Submitted to: Journal of Virological Methods
Publication Type: Other
Publication Acceptance Date: October 26, 2007
Publication Date: October 26, 2007
Citation: Kato, C.Y., Mayer, R.T. An Improved, High-Throughput Method for Detection of Bluetongue Virus RNA in Culicodes Midges. Journal of Virological Methods. Presentation at the Universite Pierre and Marie Curie. Paris, France. Oct. 26, 2007.

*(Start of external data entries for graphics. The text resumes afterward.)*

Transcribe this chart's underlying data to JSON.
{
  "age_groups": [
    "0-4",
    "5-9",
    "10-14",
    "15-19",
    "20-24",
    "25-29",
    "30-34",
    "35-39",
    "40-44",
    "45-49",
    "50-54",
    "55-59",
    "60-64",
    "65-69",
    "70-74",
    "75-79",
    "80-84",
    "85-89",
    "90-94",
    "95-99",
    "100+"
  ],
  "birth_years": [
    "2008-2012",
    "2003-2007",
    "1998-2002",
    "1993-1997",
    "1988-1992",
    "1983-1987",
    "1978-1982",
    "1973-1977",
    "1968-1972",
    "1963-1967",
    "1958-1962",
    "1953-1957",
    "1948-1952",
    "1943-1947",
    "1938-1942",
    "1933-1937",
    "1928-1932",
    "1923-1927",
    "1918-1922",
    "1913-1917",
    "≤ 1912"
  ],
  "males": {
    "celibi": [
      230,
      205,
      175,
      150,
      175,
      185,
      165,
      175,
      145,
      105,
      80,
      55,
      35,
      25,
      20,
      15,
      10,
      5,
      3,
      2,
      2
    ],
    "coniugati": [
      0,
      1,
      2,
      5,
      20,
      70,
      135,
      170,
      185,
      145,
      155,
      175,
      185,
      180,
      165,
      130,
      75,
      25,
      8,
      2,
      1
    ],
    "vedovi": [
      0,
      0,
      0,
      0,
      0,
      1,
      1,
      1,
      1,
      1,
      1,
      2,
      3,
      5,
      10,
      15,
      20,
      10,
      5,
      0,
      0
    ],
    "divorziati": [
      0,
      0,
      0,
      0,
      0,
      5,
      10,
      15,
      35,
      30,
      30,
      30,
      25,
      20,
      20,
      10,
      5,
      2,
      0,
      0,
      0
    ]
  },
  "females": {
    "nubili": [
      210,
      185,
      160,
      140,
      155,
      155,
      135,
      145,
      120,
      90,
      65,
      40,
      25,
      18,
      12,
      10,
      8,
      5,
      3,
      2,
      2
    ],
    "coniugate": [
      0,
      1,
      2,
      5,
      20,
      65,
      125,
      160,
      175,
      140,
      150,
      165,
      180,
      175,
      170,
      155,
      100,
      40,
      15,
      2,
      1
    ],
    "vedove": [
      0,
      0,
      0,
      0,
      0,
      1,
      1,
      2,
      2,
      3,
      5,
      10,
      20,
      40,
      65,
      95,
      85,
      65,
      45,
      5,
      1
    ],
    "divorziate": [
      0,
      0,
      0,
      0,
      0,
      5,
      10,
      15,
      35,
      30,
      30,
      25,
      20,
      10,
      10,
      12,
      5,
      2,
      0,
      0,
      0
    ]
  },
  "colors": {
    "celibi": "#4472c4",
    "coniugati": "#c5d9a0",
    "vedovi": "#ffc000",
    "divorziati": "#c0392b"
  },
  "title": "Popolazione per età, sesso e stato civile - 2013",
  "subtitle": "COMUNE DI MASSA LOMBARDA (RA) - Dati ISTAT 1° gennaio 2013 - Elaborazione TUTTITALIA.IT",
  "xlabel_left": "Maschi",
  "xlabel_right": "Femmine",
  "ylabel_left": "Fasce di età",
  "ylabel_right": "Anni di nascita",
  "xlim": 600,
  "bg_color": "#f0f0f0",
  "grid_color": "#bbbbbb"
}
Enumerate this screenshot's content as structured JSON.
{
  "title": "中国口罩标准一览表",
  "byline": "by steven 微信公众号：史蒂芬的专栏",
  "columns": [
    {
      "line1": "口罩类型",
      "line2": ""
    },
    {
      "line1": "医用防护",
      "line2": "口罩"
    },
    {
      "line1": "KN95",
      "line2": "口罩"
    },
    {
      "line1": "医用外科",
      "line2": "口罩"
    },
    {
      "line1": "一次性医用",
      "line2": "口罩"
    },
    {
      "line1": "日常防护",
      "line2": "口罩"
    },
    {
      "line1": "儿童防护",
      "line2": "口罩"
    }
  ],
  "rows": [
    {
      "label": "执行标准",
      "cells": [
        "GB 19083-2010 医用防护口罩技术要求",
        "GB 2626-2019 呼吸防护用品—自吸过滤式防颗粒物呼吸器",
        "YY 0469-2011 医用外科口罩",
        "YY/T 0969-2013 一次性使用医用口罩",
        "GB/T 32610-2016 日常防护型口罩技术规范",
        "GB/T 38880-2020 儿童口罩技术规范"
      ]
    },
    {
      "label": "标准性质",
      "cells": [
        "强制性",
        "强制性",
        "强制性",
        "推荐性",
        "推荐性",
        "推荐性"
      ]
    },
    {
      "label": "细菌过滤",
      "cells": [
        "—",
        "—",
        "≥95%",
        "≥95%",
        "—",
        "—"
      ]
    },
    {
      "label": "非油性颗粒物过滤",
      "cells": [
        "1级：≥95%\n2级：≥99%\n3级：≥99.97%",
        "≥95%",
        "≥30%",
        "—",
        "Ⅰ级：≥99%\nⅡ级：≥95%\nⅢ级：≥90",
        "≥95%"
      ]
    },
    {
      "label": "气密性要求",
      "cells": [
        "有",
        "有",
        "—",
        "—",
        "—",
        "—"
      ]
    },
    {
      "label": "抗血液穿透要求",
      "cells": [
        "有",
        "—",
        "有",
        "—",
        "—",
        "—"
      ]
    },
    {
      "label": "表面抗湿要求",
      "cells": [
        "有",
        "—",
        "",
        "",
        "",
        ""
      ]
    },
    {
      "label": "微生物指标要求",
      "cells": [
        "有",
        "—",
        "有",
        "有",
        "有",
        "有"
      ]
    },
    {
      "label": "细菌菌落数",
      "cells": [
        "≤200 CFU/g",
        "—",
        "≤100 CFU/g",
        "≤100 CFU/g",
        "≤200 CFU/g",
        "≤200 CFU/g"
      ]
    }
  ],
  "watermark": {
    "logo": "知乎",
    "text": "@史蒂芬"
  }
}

Interpretive Summary: We have developed an assay for Bluetongue virus detection using infrared-dye-labeled primers for reverse transcriptase PCR. This assay is fast, sensitive, and cost effective. We also improved the processing procedure of individual midges so that they can be processed (from homogenization to nucleic acid isolation) in 96-well plate format. Previous processing methods handled one specimen at a time.
A new rapid (less than 6 h from insect-to-results) high-throughput assay is reported that is sensitive and specific for detecting BTV RNA in Culicoides biting midges. Homogenization and extraction of nucleic acids from individual Culicoides specimens were performed in a 96-well plate format using specialized beads in a homogenization buffer compatible with cell culture and RNA extraction. A portion of homogenate (10%) from each specimen was retained for confirmatory infectious virus isolation, while the remaining 90% was used for RNA extraction. The RNA was used in a single step reverse transcriptase PCR (RT-PCR) reaction with infrared (IR)-dye-labeled primers. The RT-PCR products were visualized in agarose gels with an infrared scanner. The adaptation of IR-dye-labeled primers in combination with a one step RT-PCR resulted in a detection limit of 0.5 pfu of purified BTV RNA. All 24 serotypes of BTV prototype strains and none of the 8 serotypes of the closely related epizootic hemorrhagic disease virus (EHDV) prototype strains were detected.